Copy codeThe Code is as follows:
Import urllib2
Try:
Response = urllib2.urlopen ('HTTP: // restrict.web.com ')
Failed t urllib2.HTTPError, e:
Print e. code
Debug Log

When using urllib2, you can use the following method to open the debug Log, so that the content of the packet sending and receiving will be printed on the screen for debugging convenience. Sometimes you can save the packet capture work.

Copy codeThe Code is as follows:
Import urllib2
 
HttpHandler = urllib2.HTTPHandler (debuglevel = 1)
HttpsHandler = urllib2.HTTPSHandler (debuglevel = 1)
Opener = urllib2.build _ opener (httpHandler, httpsHandler)
 
Urllib2.install _ opener (opener)
Response = urllib2.urlopen ('HTTP: // www.google.com ')

Related Article

Contact Us

The content source of this page is from Internet, which doesn't represent Alibaba Cloud's opinion; products and services mentioned on that page don't have any relationship with Alibaba Cloud. If the content of the page makes you feel confusing, please write us an email, we will handle the problem within 5 days after receiving your email.
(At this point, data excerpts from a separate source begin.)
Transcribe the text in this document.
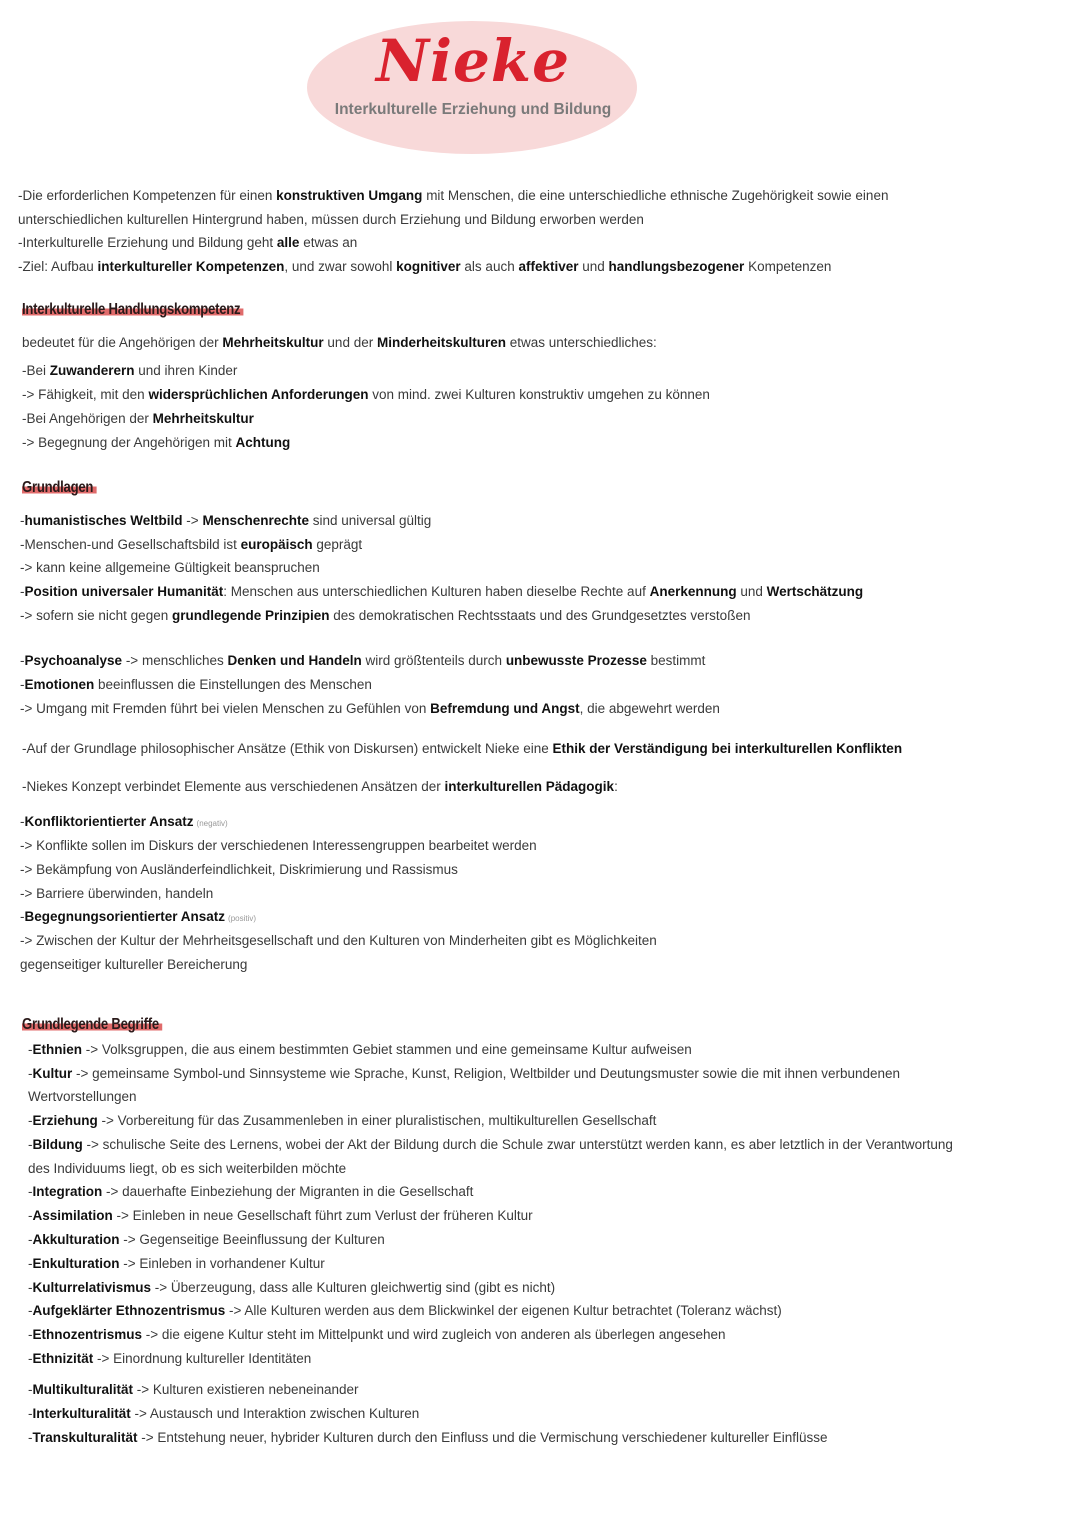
Nieke
Interkulturelle Erziehung und Bildung
-Die erforderlichen Kompetenzen für einen konstruktiven Umgang mit Menschen, die eine unterschiedliche ethnische Zugehörigkeit sowie einen
unterschiedlichen kulturellen Hintergrund haben, müssen durch Erziehung und Bildung erworben werden
-Interkulturelle Erziehung und Bildung geht alle etwas an
-Ziel: Aufbau interkultureller Kompetenzen, und zwar sowohl kognitiver als auch affektiver und handlungsbezogener Kompetenzen
Interkulturelle Handlungskompetenz
bedeutet für die Angehörigen der Mehrheitskultur und der Minderheitskulturen etwas unterschiedliches:
-Bei Zuwanderern und ihren Kinder
-> Fähigkeit, mit den widersprüchlichen Anforderungen von mind. zwei Kulturen konstruktiv umgehen zu können
-Bei Angehörigen der Mehrheitskultur
-> Begegnung der Angehörigen mit Achtung
Grundlagen
-humanistisches Weltbild -> Menschenrechte sind universal gültig
-Menschen-und Gesellschaftsbild ist europäisch geprägt
-> kann keine allgemeine Gültigkeit beanspruchen
-Position universaler Humanität: Menschen aus unterschiedlichen Kulturen haben dieselbe Rechte auf Anerkennung und Wertschätzung
-> sofern sie nicht gegen grundlegende Prinzipien des demokratischen Rechtsstaats und des Grundgesetztes verstoßen
-Psychoanalyse -> menschliches Denken und Handeln wird größtenteils durch unbewusste Prozesse bestimmt
-Emotionen beeinflussen die Einstellungen des Menschen
-> Umgang mit Fremden führt bei vielen Menschen zu Gefühlen von Befremdung und Angst, die abgewehrt werden
-Auf der Grundlage philosophischer Ansätze (Ethik von Diskursen) entwickelt Nieke eine Ethik der Verständigung bei interkulturellen Konflikten
-Niekes Konzept verbindet Elemente aus verschiedenen Ansätzen der interkulturellen Pädagogik:
-Konfliktorientierter Ansatz (negativ)
-> Konflikte sollen im Diskurs der verschiedenen Interessengruppen bearbeitet werden
-> Bekämpfung von Ausländerfeindlichkeit, Diskrimierung und Rassismus
-> Barriere überwinden, handeln
-Begegnungsorientierter Ansatz (positiv)
-> Zwischen der Kultur der Mehrheitsgesellschaft und den Kulturen von Minderheiten gibt es Möglichkeiten
gegenseitiger kultureller Bereicherung
Grundlegende Begriffe
-Ethnien -> Volksgruppen, die aus einem bestimmten Gebiet stammen und eine gemeinsame Kultur aufweisen
-Kultur -> gemeinsame Symbol-und Sinnsysteme wie Sprache, Kunst, Religion, Weltbilder und Deutungsmuster sowie die mit ihnen verbundenen
Wertvorstellungen
-Erziehung -> Vorbereitung für das Zusammenleben in einer pluralistischen, multikulturellen Gesellschaft
-Bildung -> schulische Seite des Lernens, wobei der Akt der Bildung durch die Schule zwar unterstützt werden kann, es aber letztlich in der Verantwortung
des Individuums liegt, ob es sich weiterbilden möchte
-Integration -> dauerhafte Einbeziehung der Migranten in die Gesellschaft
-Assimilation -> Einleben in neue Gesellschaft führt zum Verlust der früheren Kultur
-Akkulturation -> Gegenseitige Beeinflussung der Kulturen
-Enkulturation -> Einleben in vorhandener Kultur
-Kulturrelativismus -> Überzeugung, dass alle Kulturen gleichwertig sind (gibt es nicht)
-Aufgeklärter Ethnozentrismus -> Alle Kulturen werden aus dem Blickwinkel der eigenen Kultur betrachtet (Toleranz wächst)
-Ethnozentrismus -> die eigene Kultur steht im Mittelpunkt und wird zugleich von anderen als überlegen angesehen
-Ethnizität -> Einordnung kultureller Identitäten
-Multikulturalität -> Kulturen existieren nebeneinander
-Interkulturalität -> Austausch und Interaktion zwischen Kulturen
-Transkulturalität -> Entstehung neuer, hybrider Kulturen durch den Einfluss und die Vermischung verschiedener kultureller Einflüsse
If you find any instances of plagiarism from the community, please send an email to: info-contact@alibabacloud.com and provide relevant evidence. A staff member will contact you within 5 working days.

A Free Trial That Lets You Build Big!

Start building with 50+ products and up to 12 months usage for Elastic Compute Service

  • Sales Support

    1 on 1 presale consultation

  • After-Sales Support

    24/7 Technical Support 6 Free Tickets per Quarter Faster Response

  • Alibaba Cloud offers highly flexible support services tailored to meet your exact needs.